Видимо, ей кажется, что неловкие вопросы связаны с Аароном Уильямом Монро, а не с давно потерянной лучшей подругой.

Теперь Лиза смотрит на меня так, словно видит меня насквозь. А я запираю себя на засовы, плотно сжимаю губы, так что ни одно лишнее слово больше не сорвется у меня с языка. За все эти годы, я придумала много механизмов защиты. Это один из них.

– Расскажите, что случилось после обеда, – предлагает Лиза.

Я делаю глубокий вдох и, задержав дыхание, думаю, с чего бы начать.

Вот тут уже становится непросто.

Итан

Сейчас

Впервые за много-много лет я слышу ее имя и останавливаюсь, как вкопанный, вполоборота к телевизору, который висит на стене моей тесной гостиной, и вглядываюсь в экран. В спешке пытаюсь нашарить очки и, обнаружив их в полуметре от себя на кухонном столе, тотчас надеваю.

Картинка фокусируется, и у меня падает челюсть.

«На этой неделе, впервые за восемь лет, на канале «Новостей» в гостях у Лизы Суонсон Кэтрин Уэттс, пережившая похищение, рассказывает о своих мучительных испытаниях».

Вытаращив глаза и не в силах двинуться с места, я смотрю, как на экране телевизора появляется лицо Кэтрин. Ее волосы слегка потемнели, но по-прежнему золотисто-медового цвета. Она выглядит старше, что вполне логично, ведь прошло, черт возьми, восемь лет, о чем только что сказали по телевизору, – и за эти восемь лет многое изменилось.

Многое.

– Тем утром мне было весело. – Ее нежный голос разносится по всей комнате, звенит у меня в ушах. И помещение начинает кружиться у меня перед глазами. Ее голос такой же, но все же другой, старше.

Ей было весело, еще бы. Набережная с аттракционами – отличное место, когда тебе двенадцать. Я тоже любил там гулять. И сейчас люблю.

Но мне, в отличие от нее, воспоминания не испортили это место.

– Он был такой милый, по началу, – продолжает она, опускает глаза, закусив нижнюю губу, и замолкает. Похоже, она не так уж и изменилась за эти восемь лет, по крайней мере, у нее остались те же ужимки.

Запинается, говорит неуверенно.

Я вглядываюсь в нее, упиваюсь ее голосом, новым, но все таким же знакомым. Ток проходит по моим пальцам. В ней столько силы. Она говорит четко, сдержанно, взвешивая каждое слово. Она хорошенькая: длинные светлые волосы, большие голубые глаза и губы…

Я прикрываю веки, пытаясь сглотнуть ком в горле. Воспоминания внезапно вспыхивают перед глазами одно за другим и прожигают меня огнем. Я хватаюсь за край стола. Непрошенные воспоминания. Много лет назад я выбросил их из своей головы. Долго боролся с демонами, но наконец победил их. Я хочу забыть о тех днях. Забыть даже тот факт, что все это имело место.

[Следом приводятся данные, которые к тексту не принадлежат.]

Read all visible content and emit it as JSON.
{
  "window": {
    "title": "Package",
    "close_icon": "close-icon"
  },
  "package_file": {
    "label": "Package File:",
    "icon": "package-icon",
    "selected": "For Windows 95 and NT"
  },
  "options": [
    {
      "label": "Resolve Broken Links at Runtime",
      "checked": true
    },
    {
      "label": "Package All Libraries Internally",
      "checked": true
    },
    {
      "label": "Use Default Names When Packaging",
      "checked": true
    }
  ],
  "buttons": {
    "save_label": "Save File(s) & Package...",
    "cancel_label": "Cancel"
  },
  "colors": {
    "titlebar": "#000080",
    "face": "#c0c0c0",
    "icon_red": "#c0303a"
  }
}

И вот теперь вижу ее, слышу ее слова и снова становлюсь прошлым собой. Меня разрывает на части так сильно, что ноет в груди.

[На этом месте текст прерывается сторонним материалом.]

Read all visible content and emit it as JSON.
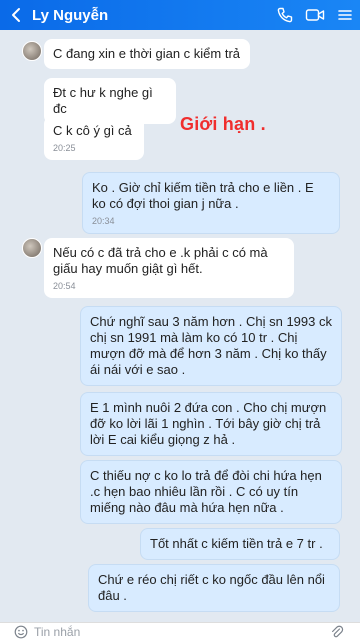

– С виду он казался безвредным? – спрашивает Лиза своим проникновенным голосом, от которого по коже мурашки. В свое время она так же спрашивала меня. Я был до смерти напуганным ребенком и не знал, что ответить.

Ненавижу Лизу Суонсон.

Картинка на экране меняется. Показывают фотографию Кэтрин, снятую в первые часы после возвращения. Она смотрит в камеру полными слез глазами – юное лицо переполнено страданием. На ней какие-то поношенные треники, а волосы собраны в замызганный хвостик. По бокам стоят полицейский в форме и женщина. Они отправляют ее в больницу.

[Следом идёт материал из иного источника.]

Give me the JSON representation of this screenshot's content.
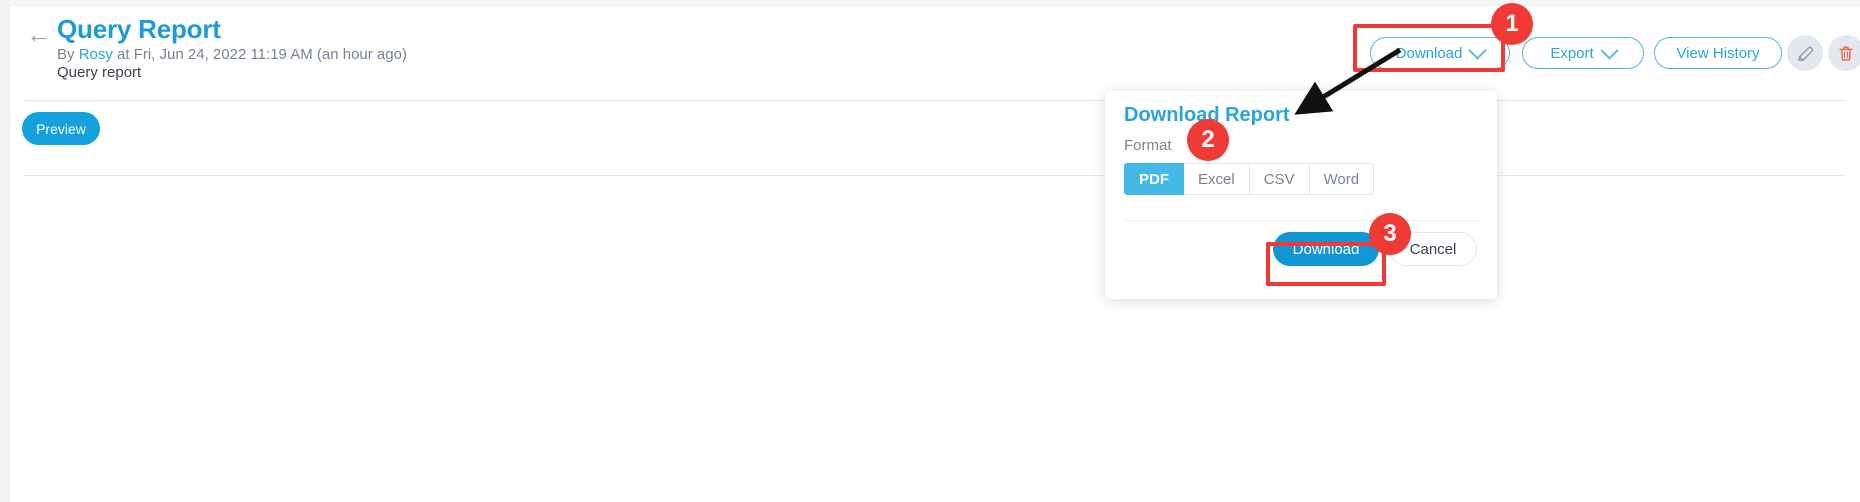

Кэти. Когда я вижу ее такой, воспоминания одно за другим захлестывают меня. Каждое слово, каждое обещание. Я чувствую, как подкашиваются ноги, и крепче сжимаю край кухонного стола.

Нельзя бояться, Кэти. Надо быть сильной. Пойдем со мной.

Что если он найдет нас? Что он с нами сделает?

Он ничего тебе не сделает. Я не дам ему причинить тебе вред.

Обещаешь?

Обещаю.

– Он когда-нибудь пытался связаться с вами?

На экране снова Лиза, прищуренный взгляд, наклон головы, она – вся внимание. Как будто ей есть до этого дело.

Я хмыкаю и качаю головой. Конечно, ей есть дело до денег и рейтинга. До того, как бы урвать еще одно хорошее интервью.

Даже не верится, что Кэтрин с ней говорит.

Кэти.

Моя Кэти.

Я так давно не называл ее по имени, что сами слова звучат незнакомо.